Cette triste mélopée ne sort-elle pas d’un vaste atelier de quelque industrieuse cité, plutôt que de la région mystérieuse « d’où nul n’échappe » ?

Rien de plus positif aussi et de plus naïvement saisi dans la réalité contemporaine que l’entrevue nocturne de Lancelot et de Genièvre. Conclusion singulièrement réaliste du plus romanesque et fantaisiste amour ! Le poète n’omet rien : qu’« il ne luisait lune ni étoile », et qu’« en la maison n’avait lampe ni chandelle allumée », que Lancelot entre au verger par une brèche de mur, vient sous la fenêtre de la reine, et là se tient « si bien qu’il ne tousse ni éternue », que la reine vient en « molt blanche chemise », sans cotte ni robe dessus, mais un court manteau sur ses épaules ; qu’ils se saluent, etc. On dirait d’un fabliau qui conterait une aventure de la veille.

En même temps, notre auteur aime à moraliser ; il raisonne volontiers sur ce qu’il conte, analyse, épilogue, marivaude, débite une sentence, lâche parfois une épigramme contre les dames : mais à l’ordinaire il les cajole, il les respecte. C’est pour elles qu’il écrit.

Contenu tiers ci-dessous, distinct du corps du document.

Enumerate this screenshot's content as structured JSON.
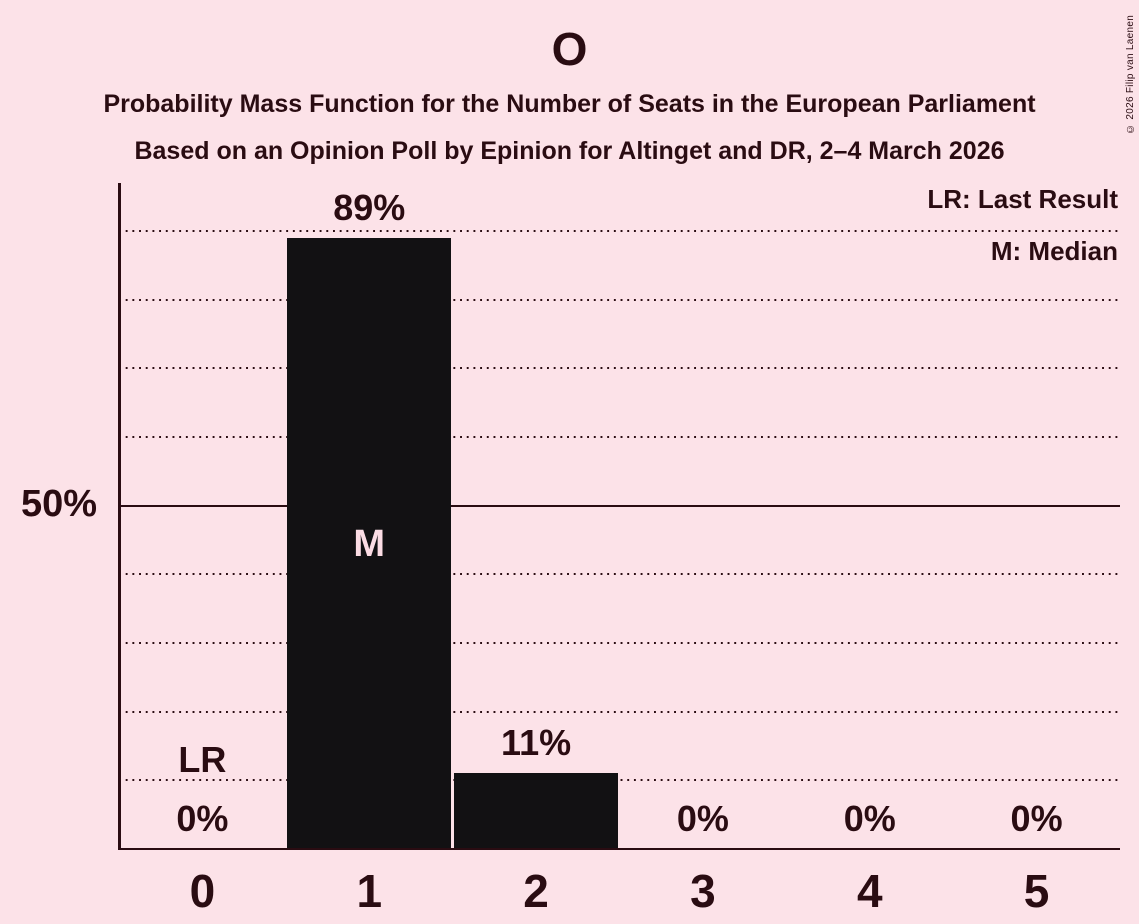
{
  "page": {
    "title": "O",
    "subtitle": "Probability Mass Function for the Number of Seats in the European Parliament",
    "sub_subtitle": "Based on an Opinion Poll by Epinion for Altinget and DR, 2–4 March 2026",
    "copyright": "© 2026 Filip van Laenen"
  },
  "legend": {
    "last_result": "LR: Last Result",
    "median": "M: Median"
  },
  "y_axis": {
    "tick_label": "50%",
    "tick_value": 50,
    "solid_line_at": 50,
    "gridlines_pct": [
      10,
      20,
      30,
      40,
      50,
      60,
      70,
      80,
      90
    ]
  },
  "chart_data": {
    "type": "bar",
    "title": "O",
    "subtitle": "Probability Mass Function for the Number of Seats in the European Parliament",
    "sub_subtitle": "Based on an Opinion Poll by Epinion for Altinget and DR, 2–4 March 2026",
    "categories": [
      "0",
      "1",
      "2",
      "3",
      "4",
      "5"
    ],
    "values": [
      0,
      89,
      11,
      0,
      0,
      0
    ],
    "value_labels": [
      "0%",
      "89%",
      "11%",
      "0%",
      "0%",
      "0%"
    ],
    "ylim": [
      0,
      100
    ],
    "grid": "horizontal dotted every 10%, solid at 50%",
    "legend_position": "top-right",
    "legend_entries": [
      "LR: Last Result",
      "M: Median"
    ],
    "annotations": {
      "median_marker": "M",
      "median_category": "1",
      "last_result_marker": "LR",
      "last_result_category": "0"
    }
  },
  "colors": {
    "background": "#fce2e8",
    "bar": "#121113",
    "text": "#2a0c12",
    "bar_label_text": "#fbdce4"
  }
}
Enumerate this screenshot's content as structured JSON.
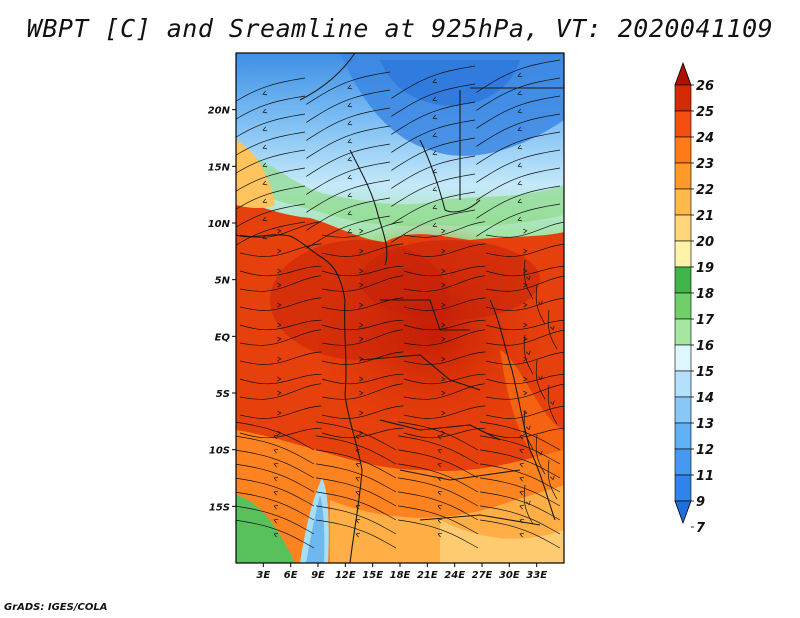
{
  "title": "WBPT [C] and Sreamline at 925hPa, VT: 2020041109",
  "credit": "GrADS: IGES/COLA",
  "map": {
    "lon_range": [
      0,
      36
    ],
    "lat_range": [
      -20,
      25
    ],
    "lon_ticks": [
      {
        "value": 3,
        "label": "3E"
      },
      {
        "value": 6,
        "label": "6E"
      },
      {
        "value": 9,
        "label": "9E"
      },
      {
        "value": 12,
        "label": "12E"
      },
      {
        "value": 15,
        "label": "15E"
      },
      {
        "value": 18,
        "label": "18E"
      },
      {
        "value": 21,
        "label": "21E"
      },
      {
        "value": 24,
        "label": "24E"
      },
      {
        "value": 27,
        "label": "27E"
      },
      {
        "value": 30,
        "label": "30E"
      },
      {
        "value": 33,
        "label": "33E"
      }
    ],
    "lat_ticks": [
      {
        "value": 20,
        "label": "20N"
      },
      {
        "value": 15,
        "label": "15N"
      },
      {
        "value": 10,
        "label": "10N"
      },
      {
        "value": 5,
        "label": "5N"
      },
      {
        "value": 0,
        "label": "EQ"
      },
      {
        "value": -5,
        "label": "5S"
      },
      {
        "value": -10,
        "label": "10S"
      },
      {
        "value": -15,
        "label": "15S"
      }
    ]
  },
  "colorbar": {
    "levels": [
      "7",
      "9",
      "11",
      "12",
      "13",
      "14",
      "15",
      "16",
      "17",
      "18",
      "19",
      "20",
      "21",
      "22",
      "23",
      "24",
      "25",
      "26"
    ],
    "colors": [
      "#1f6ee0",
      "#2f83ea",
      "#4599f0",
      "#5fb0f5",
      "#86c9f8",
      "#b4e0fb",
      "#e0f6ff",
      "#a6e6a0",
      "#6fd06a",
      "#3fb54a",
      "#fff3a8",
      "#ffd77a",
      "#ffb84c",
      "#ff9a2a",
      "#ff7a18",
      "#f24e10",
      "#d42a06",
      "#b21000"
    ]
  }
}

C’est pour leur plaire, et à tout le beau monde, qu’il prodigue les détails de mœurs délicates, les peintures de la vie aristocratique. Entrées pompeuses de seigneurs par des rues jonchées et tendues comme pour des processions de Fête-Dieu, indications de mobiliers, de tentures, mentions de larges et plantureux soupers, mais surtout bien ordonnés, courtoisement servis, avec eau pour laver les mains avant et après, mentions répétées des bains que prennent les chevaliers délicats ou amoureux, description de riches costumes, surtout de toilettes féminines, qui parfois prennent le pas sur la figure : tout ceci nous représente un romancier du grand monde, un Bourget du xiie siècle, très au courant des habitudes du high life, et qui flatte par là son public.

Comme c’était le temps où, sous l’influence de la poésie des troubadours, la vie féodale s’égayait dans les pays du Nord, où l’idéal chevaleresque s’ébauchait dans les grossiers esprits de nos belliqueux barons et de leurs épouses en proie au lourd ennui, Chrétien de Troyes mit à la mode du jour la matière de Bretagne.

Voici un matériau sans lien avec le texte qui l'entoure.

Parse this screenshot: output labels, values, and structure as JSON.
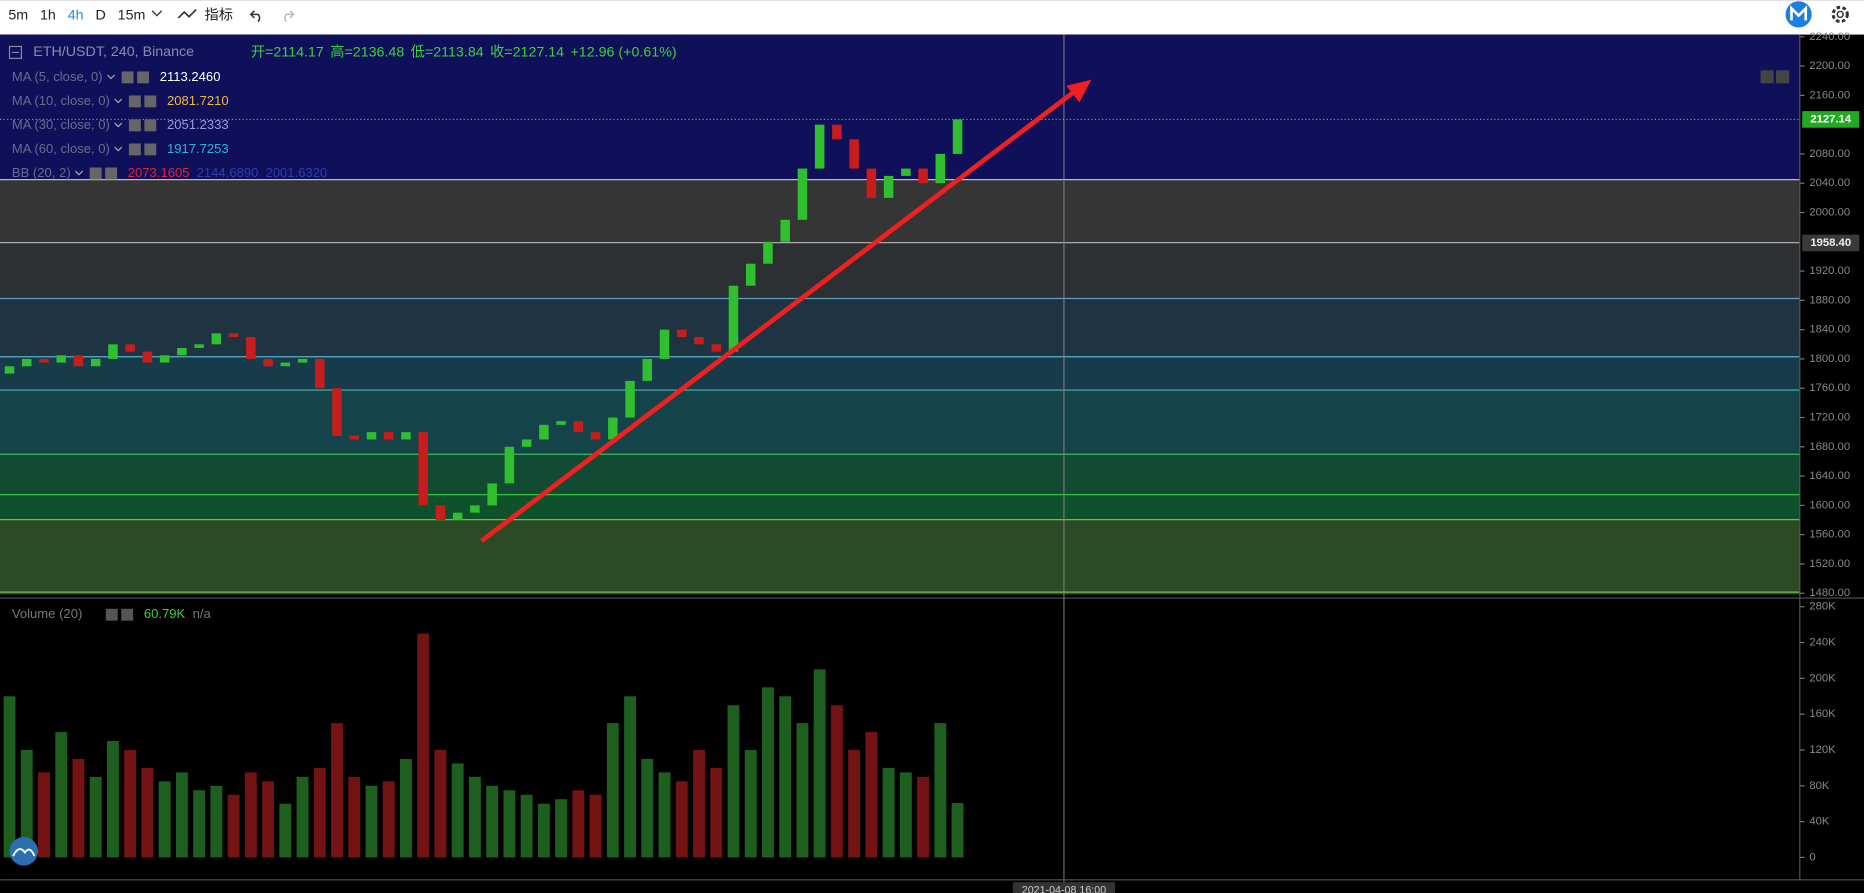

Il donna des aventures, insoucieux de l’incohérence et de l’extravagance, menant les Yvain, les Erec et les Lancelot de péril en péril, les jetant sans raison dans d’impossibles entreprises dont ils sortaient vainqueurs contre la raison. Enfin il réalisa dans sa plus précise et révoltante forme le type du parfait chevalier, qui laisse pays et femme pour courir le monde, et par folle vaillance s’acquérir un fol honneur : le ressort, au fond, qui le meut, c’est la vanité. Il veut du bruit, et fait du bruit.